Now, when you have cleaned something, something has to be put into it. We can clean a bottle but only with the object of replacing the dirt with something clean. What Master now puts into our cleaned purified system is Himself, or His spiritual essence, in the form of what we call transmission. This transmission is done by Him in a highly spiritual fashion and it does not involve any physical contact, or any mental contact, or anything like that. Therefore, it is possible that He can transmit from wherever He is to a person on the other side of the world, if not on the moon itself. Now, we are all familiar with wireless transmission where there is no physical contact between the transmitting station and the receiving station. It should therefore not be difficult for modern man to accept the possibility of such a transmission.
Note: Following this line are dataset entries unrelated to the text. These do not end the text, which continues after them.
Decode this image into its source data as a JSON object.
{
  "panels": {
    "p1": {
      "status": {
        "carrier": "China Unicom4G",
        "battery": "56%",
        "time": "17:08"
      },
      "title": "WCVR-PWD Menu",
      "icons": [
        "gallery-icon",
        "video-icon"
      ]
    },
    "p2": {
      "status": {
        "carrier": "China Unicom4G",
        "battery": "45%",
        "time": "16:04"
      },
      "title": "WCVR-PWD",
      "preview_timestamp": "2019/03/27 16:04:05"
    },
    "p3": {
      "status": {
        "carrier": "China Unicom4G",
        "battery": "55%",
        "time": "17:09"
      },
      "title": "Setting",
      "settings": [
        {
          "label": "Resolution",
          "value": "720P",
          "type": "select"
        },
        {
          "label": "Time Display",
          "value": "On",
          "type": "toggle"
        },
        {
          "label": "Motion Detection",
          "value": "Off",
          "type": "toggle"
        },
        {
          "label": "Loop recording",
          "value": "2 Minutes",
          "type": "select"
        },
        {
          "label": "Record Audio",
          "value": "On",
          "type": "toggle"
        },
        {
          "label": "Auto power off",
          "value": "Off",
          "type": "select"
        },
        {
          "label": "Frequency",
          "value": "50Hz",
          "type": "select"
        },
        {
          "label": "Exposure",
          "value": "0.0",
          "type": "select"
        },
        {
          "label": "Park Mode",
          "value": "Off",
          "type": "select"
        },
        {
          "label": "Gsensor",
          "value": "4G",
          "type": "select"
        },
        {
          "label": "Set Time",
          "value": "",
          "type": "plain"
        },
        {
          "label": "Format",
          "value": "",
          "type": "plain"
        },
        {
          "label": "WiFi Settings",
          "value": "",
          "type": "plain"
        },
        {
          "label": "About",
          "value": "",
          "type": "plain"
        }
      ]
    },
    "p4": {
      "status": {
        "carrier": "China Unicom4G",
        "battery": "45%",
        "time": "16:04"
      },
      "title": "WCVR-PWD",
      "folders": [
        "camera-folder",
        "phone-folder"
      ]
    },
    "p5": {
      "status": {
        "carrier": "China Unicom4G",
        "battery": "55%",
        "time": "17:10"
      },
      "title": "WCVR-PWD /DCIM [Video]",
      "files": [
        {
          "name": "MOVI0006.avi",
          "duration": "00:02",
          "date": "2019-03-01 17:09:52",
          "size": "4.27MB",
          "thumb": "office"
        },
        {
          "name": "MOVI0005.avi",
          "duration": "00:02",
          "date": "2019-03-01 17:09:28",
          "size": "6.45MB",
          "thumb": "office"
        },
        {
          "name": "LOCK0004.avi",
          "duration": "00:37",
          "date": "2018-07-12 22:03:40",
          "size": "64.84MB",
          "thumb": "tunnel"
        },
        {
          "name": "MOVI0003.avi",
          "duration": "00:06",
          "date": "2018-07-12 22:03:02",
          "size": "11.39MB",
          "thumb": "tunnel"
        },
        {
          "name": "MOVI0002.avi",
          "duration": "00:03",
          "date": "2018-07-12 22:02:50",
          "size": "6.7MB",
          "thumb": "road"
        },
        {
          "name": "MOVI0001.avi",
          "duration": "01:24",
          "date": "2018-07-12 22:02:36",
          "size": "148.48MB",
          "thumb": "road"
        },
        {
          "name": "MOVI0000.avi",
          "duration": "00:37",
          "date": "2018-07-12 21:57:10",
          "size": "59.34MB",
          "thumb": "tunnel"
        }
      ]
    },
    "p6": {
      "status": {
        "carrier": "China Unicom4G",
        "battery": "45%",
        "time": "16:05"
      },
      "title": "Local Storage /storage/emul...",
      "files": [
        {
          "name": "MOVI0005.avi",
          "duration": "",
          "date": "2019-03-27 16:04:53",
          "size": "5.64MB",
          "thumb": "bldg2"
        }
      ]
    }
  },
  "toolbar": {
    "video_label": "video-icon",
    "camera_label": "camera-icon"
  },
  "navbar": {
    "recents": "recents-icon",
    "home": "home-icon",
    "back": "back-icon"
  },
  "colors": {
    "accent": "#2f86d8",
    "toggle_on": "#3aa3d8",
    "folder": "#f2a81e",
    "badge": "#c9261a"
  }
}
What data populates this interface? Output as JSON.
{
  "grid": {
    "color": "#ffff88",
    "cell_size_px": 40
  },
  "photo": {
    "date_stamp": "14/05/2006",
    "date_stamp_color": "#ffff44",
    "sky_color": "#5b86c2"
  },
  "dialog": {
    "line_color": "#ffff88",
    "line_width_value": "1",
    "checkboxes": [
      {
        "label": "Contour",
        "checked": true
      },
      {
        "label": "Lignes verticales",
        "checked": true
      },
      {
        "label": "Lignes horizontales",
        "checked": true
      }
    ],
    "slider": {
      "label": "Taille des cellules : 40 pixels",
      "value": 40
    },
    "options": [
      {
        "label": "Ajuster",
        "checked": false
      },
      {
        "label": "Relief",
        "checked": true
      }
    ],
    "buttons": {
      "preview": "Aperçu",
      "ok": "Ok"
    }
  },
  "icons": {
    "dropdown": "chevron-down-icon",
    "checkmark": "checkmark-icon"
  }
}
And in any case, it is easy to prove because no instrumentation or receiver is necessary. Here is a transmission from one human person to another human person which both feel, and by which both benefit. In fact, the proof of his system is that the people receive his transmission and testify to it.
So, these are the three major components of Sahaj Marg Yoga: the cleaning, the meditation and the transmission. Master generally offers this transmission to people that come to attend our meetings, and it is for that reason that my Master comes personally to these meetings. He rarely delivers lectures in public, his purpose being to serve humanity in a much higher spiritual fashion by transmission.